The challenges of global governance have become particularly evident in the wake of the recent global economic and financial crisis marking the end of the so-called Washington Consensus and raising questions about the underlying principles of future global governance. Many predict a shift of power towards the East, and argue that the Western liberal order has lost its legitimacy. With the rise of China, India, and Brazil, new centres of gravity are emerging. The capacity to shape outcomes will be more dispersed in a global multipolar order.
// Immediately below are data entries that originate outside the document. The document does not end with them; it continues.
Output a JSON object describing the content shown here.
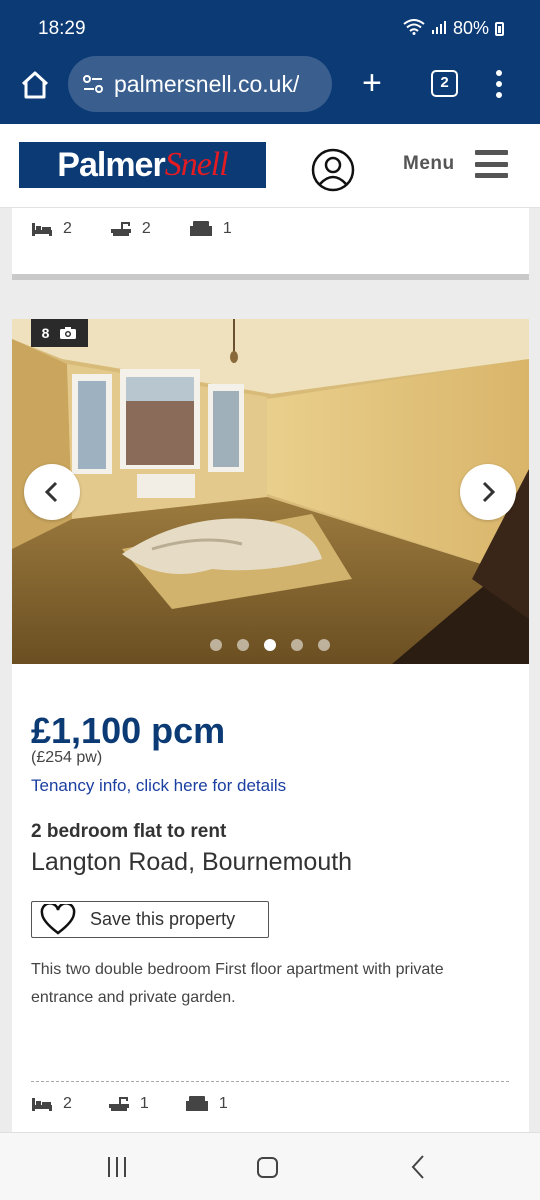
{
  "status_bar": {
    "time": "18:29",
    "battery": "80%"
  },
  "browser": {
    "url": "palmersnell.co.uk/",
    "tab_count": "2"
  },
  "site": {
    "logo_part1": "Palmer",
    "logo_part2": "Snell",
    "menu_label": "Menu"
  },
  "previous_listing": {
    "features": [
      {
        "icon": "bed-icon",
        "value": "2"
      },
      {
        "icon": "bath-icon",
        "value": "2"
      },
      {
        "icon": "sofa-icon",
        "value": "1"
      }
    ]
  },
  "listing": {
    "photo_count": "8",
    "gallery_total": 5,
    "gallery_active": 3,
    "price": "£1,100 pcm",
    "price_weekly": "(£254 pw)",
    "tenancy_link": "Tenancy info, click here for details",
    "type": "2 bedroom flat to rent",
    "address": "Langton Road, Bournemouth",
    "save_label": "Save this property",
    "description": "This two double bedroom First floor apartment with private entrance and private garden.",
    "features": [
      {
        "icon": "bed-icon",
        "value": "2"
      },
      {
        "icon": "bath-icon",
        "value": "1"
      },
      {
        "icon": "sofa-icon",
        "value": "1"
      }
    ]
  },
  "colors": {
    "brand_navy": "#0b3a75",
    "brand_red": "#e31b23",
    "link": "#1a3fa0"
  }
}
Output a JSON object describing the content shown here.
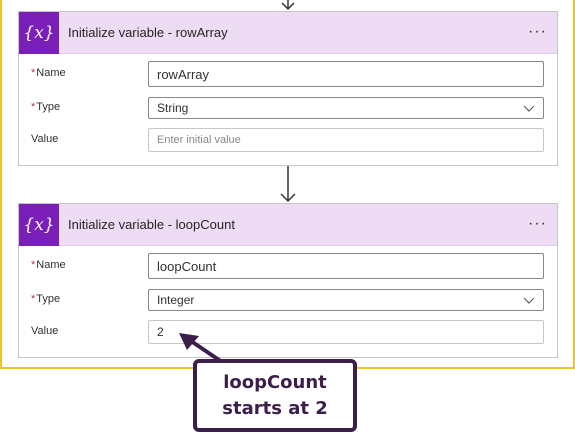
{
  "cards": [
    {
      "icon_text": "{x}",
      "title": "Initialize variable - rowArray",
      "more_label": "···",
      "name_label": "Name",
      "name_value": "rowArray",
      "type_label": "Type",
      "type_value": "String",
      "value_label": "Value",
      "value_placeholder": "Enter initial value",
      "value_value": ""
    },
    {
      "icon_text": "{x}",
      "title": "Initialize variable - loopCount",
      "more_label": "···",
      "name_label": "Name",
      "name_value": "loopCount",
      "type_label": "Type",
      "type_value": "Integer",
      "value_label": "Value",
      "value_placeholder": "",
      "value_value": "2"
    }
  ],
  "required_marker": "*",
  "callout": {
    "line1": "loopCount",
    "line2": "starts at 2"
  },
  "colors": {
    "card_header_bg": "#eddcf4",
    "variable_icon_bg": "#7a1fb8",
    "canvas_border": "#f2c22e",
    "callout": "#3b1e4a",
    "required": "#c4314b"
  },
  "icons": {
    "flow_arrow": "arrow-down-icon",
    "variable": "variable-icon",
    "more": "more-icon",
    "dropdown": "chevron-down-icon"
  }
}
The Asia-Europe Pilot Project (AEPP) takes up these challenges. We narrow the focus of the excessively broad global governance discourse by examining a specific collective action problem, that is, the European Sovereign Debt Crisis. While the debt crisis can be considered a regional problem of the European Union, the repercussions are global, given the complex interdependence of our international economy. The crisis epitomises the paradox underlying 21st Century global governance: we increasingly rely on state government and regional and global institutions at a time when their authority to deliver is severely eroded. While regional integration in post-World War II Europe has demonstrated the potential of state sovereignty pooling in order to lower transaction costs and maximise Pareto-benefits, the European Sovereign Debt crisis in the early years of the 21st Century illustrates the limits of collective action problem-solving amongst like-minded democracies.
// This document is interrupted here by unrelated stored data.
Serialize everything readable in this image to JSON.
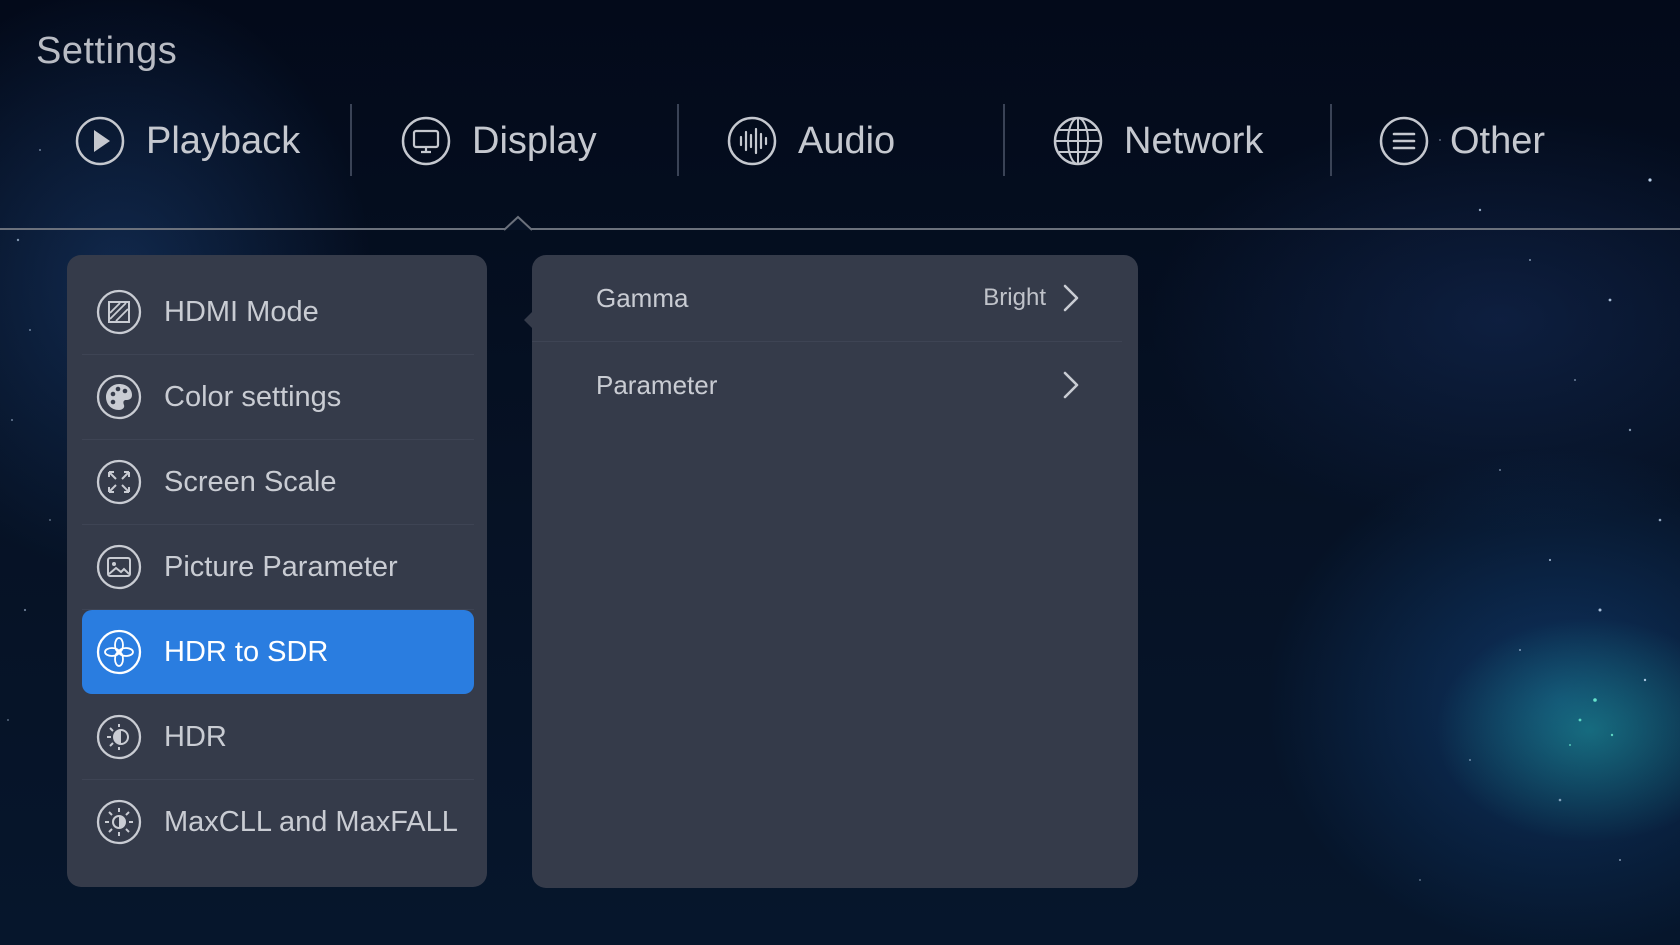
{
  "header": {
    "title": "Settings"
  },
  "tabs": [
    {
      "label": "Playback",
      "icon": "play-icon"
    },
    {
      "label": "Display",
      "icon": "monitor-icon"
    },
    {
      "label": "Audio",
      "icon": "audio-wave-icon"
    },
    {
      "label": "Network",
      "icon": "globe-icon"
    },
    {
      "label": "Other",
      "icon": "menu-lines-icon"
    }
  ],
  "active_tab": "Display",
  "sidebar": {
    "items": [
      {
        "label": "HDMI Mode",
        "icon": "hdmi-mode-icon"
      },
      {
        "label": "Color settings",
        "icon": "palette-icon"
      },
      {
        "label": "Screen Scale",
        "icon": "expand-arrows-icon"
      },
      {
        "label": "Picture Parameter",
        "icon": "picture-icon"
      },
      {
        "label": "HDR to SDR",
        "icon": "flower-icon"
      },
      {
        "label": "HDR",
        "icon": "half-sun-icon"
      },
      {
        "label": "MaxCLL and MaxFALL",
        "icon": "sun-icon"
      }
    ],
    "selected": "HDR to SDR"
  },
  "detail": {
    "rows": [
      {
        "label": "Gamma",
        "value": "Bright"
      },
      {
        "label": "Parameter",
        "value": ""
      }
    ]
  },
  "colors": {
    "accent": "#2a7de0",
    "panel": "#353b4a",
    "text": "#c9ccd3"
  }
}
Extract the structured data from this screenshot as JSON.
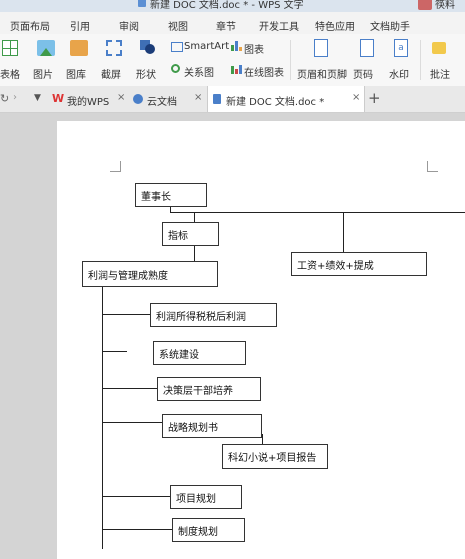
{
  "titlebar": {
    "doc_title": "新建 DOC 文档.doc * - WPS 文字",
    "username": "筷料"
  },
  "ribbon_tabs": [
    "页面布局",
    "引用",
    "审阅",
    "视图",
    "章节",
    "开发工具",
    "特色应用",
    "文档助手"
  ],
  "toolbar": {
    "table": "表格",
    "picture": "图片",
    "gallery": "图库",
    "screenshot": "截屏",
    "shape": "形状",
    "smartart": "SmartArt",
    "chart": "图表",
    "relation": "关系图",
    "online_chart": "在线图表",
    "header_footer": "页眉和页脚",
    "page_number": "页码",
    "watermark": "水印",
    "comment": "批注"
  },
  "doc_tabs": {
    "my_wps": "我的WPS",
    "cloud": "云文档",
    "new_doc": "新建 DOC 文档.doc *"
  },
  "diagram": {
    "chairman": "董事长",
    "indicator": "指标",
    "salary": "工资+绩效+提成",
    "profit_mgmt": "利润与管理成熟度",
    "items": {
      "profit": "利润所得税税后利润",
      "system": "系统建设",
      "decision": "决策层干部培养",
      "strategy": "战略规划书",
      "scifi": "科幻小说+项目报告",
      "project": "项目规划",
      "rules": "制度规划"
    }
  }
}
What are the implications and lessons to be learnt for East and Southeast Asia? What is Asia’s answer to the pressing demands for closer cooperation and deeper integration resulting from growing intra-regional trade and investment? With the problem-solving capacities of Asian regional fora still relatively underdeveloped, the need to engage in a major debate on how to strengthen collective action is particularly strong in this part of the world.